Isabelle Roskam, vous êtes professeur de psychologie à l’UCL, spécialisée dans l’éducation. Cette réaction des parents face à une sanction de l’école est-elle adéquate ?

Quand des parents désavouent l’école, c’est une manière de miner l’autorité de celle-ci. Cela ne me paraît pas de bon augure. Mais j’ajouterai un petit bémol en disant que les parents ont aussi une fonction de protection au niveau de l’enfant. D’après ce que j’en ai entendu, j’ai l’impression que l’on n’est pas dans ce cas de figure. La sanction proposée par l’autorité (NDLR : une rédaction) me semble constructive.

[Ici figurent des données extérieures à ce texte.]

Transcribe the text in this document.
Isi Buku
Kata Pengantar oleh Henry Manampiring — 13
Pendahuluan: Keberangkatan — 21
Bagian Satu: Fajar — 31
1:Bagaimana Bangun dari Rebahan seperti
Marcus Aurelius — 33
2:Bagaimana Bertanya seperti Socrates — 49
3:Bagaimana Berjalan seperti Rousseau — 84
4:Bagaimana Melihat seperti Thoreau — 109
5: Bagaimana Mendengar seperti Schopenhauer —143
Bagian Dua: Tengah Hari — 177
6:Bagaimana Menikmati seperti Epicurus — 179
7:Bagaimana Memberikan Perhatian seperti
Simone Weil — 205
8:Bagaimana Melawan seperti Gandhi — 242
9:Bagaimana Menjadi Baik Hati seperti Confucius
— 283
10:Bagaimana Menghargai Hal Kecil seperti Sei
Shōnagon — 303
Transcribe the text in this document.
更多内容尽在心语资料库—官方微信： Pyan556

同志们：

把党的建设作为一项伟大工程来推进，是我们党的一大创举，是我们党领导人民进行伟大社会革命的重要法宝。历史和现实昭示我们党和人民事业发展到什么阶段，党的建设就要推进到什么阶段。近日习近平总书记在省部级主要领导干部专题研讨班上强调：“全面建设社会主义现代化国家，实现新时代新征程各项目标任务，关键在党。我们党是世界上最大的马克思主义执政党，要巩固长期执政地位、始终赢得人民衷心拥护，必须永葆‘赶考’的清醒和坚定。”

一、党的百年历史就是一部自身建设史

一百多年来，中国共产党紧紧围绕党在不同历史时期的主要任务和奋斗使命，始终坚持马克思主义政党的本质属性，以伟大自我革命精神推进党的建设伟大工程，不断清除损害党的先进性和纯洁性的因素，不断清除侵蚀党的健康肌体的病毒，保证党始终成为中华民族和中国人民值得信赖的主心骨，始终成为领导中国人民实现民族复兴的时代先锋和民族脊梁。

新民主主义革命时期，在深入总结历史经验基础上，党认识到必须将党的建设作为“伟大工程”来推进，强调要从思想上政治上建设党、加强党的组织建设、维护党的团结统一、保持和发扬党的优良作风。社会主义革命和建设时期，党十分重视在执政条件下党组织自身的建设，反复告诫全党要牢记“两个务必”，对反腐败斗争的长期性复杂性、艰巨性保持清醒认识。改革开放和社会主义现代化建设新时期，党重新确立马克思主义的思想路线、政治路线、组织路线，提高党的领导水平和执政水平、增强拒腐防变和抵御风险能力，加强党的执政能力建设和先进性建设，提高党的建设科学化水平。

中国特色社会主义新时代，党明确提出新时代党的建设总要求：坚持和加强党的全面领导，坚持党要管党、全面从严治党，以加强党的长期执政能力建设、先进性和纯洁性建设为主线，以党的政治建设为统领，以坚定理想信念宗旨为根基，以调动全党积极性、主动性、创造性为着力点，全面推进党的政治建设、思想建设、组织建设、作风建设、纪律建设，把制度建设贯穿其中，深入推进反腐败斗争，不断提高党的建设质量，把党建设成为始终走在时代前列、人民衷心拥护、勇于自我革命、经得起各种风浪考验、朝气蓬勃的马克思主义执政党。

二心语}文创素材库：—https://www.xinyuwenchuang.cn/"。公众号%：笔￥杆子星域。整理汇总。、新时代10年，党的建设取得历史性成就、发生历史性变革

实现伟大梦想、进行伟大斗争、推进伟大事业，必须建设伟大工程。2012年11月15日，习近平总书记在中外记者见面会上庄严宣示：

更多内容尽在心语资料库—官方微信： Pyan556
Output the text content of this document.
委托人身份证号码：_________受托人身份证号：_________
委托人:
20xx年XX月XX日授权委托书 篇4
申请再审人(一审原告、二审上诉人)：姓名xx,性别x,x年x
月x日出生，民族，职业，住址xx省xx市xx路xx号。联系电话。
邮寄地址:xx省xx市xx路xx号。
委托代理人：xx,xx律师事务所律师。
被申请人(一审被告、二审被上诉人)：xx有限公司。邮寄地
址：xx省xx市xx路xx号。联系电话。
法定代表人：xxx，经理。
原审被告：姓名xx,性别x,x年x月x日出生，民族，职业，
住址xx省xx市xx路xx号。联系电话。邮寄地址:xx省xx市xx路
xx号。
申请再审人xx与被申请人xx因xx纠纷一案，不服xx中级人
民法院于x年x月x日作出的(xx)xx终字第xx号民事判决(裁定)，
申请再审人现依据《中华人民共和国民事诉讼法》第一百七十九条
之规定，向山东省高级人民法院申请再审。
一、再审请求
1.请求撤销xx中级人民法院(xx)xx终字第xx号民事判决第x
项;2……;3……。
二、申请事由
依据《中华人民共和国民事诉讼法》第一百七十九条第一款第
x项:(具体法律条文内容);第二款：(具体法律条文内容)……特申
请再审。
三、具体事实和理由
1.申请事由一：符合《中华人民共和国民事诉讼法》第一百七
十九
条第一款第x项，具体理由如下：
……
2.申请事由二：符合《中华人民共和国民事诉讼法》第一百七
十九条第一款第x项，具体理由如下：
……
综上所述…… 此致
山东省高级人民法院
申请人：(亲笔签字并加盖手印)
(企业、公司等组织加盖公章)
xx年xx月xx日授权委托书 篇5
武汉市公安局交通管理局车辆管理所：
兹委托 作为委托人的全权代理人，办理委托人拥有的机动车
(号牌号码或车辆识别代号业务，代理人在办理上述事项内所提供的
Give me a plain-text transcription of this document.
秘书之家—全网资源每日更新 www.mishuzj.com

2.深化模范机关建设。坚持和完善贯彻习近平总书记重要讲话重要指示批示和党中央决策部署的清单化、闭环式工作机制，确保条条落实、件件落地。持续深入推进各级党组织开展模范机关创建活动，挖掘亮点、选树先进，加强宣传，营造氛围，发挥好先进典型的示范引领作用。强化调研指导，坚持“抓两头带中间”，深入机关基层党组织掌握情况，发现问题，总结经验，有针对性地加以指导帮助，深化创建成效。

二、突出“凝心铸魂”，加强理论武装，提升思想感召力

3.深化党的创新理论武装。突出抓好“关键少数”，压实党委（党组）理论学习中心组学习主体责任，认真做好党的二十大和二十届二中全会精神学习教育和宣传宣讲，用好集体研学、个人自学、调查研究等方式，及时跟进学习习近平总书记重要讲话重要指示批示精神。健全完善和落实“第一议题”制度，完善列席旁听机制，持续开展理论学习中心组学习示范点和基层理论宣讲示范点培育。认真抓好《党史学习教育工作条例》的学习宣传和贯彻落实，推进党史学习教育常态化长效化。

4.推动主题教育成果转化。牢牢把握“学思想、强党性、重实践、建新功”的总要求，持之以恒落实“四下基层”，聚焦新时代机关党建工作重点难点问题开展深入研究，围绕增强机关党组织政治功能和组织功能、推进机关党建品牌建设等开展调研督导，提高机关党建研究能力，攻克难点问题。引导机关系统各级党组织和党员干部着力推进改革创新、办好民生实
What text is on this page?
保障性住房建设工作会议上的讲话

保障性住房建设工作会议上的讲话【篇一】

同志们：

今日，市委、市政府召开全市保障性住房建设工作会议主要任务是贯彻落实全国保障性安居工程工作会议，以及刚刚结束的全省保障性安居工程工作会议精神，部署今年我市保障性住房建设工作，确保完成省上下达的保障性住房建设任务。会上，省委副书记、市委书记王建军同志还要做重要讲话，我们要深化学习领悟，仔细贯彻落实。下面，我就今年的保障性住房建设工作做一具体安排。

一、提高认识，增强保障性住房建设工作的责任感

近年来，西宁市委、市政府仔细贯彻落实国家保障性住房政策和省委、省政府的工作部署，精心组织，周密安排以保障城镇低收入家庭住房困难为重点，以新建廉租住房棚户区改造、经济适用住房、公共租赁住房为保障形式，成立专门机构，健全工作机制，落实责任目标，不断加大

Justement, quelle réaction faut-il avoir face à un enfant puni à l’école ? Faut-il le rassurer, le punir une seconde fois…

La situation idéale, c’est quand des parents s’inscrivent dans une coéducation. C’est-à-dire que l’on ne se mêle pas tout le temps de ce qui se passe à l’école. Mais quand il se passe quelque chose de suffisamment grave et que l’école prend une sanction significative, on essaye de voir quel rôle on peut jouer auprès de l’enfant pour que cette sanction ait la meilleure portée.

On a l’impression que les sanctions à l’école sont de plus en plus remises en cause par les parents. Une explication ?

Les parents ont un rapport à l’école plus commercial qu’avant. Auparavant, on allait à l’école du village, point. Aujourd’hui, on choisit son école en fonction du projet et du service. Et quand ils ne sont pas contents, les parents le disent. Et puis, on se trouve dans une société qui a évolué en terme de valeurs individualistes. Pour les parents, ce qui compte, c’est que leur enfant soit le mieux. On défend son enfant pour son bien-être à lui sans forcément voir l’intérêt du groupe. ¦ M.U.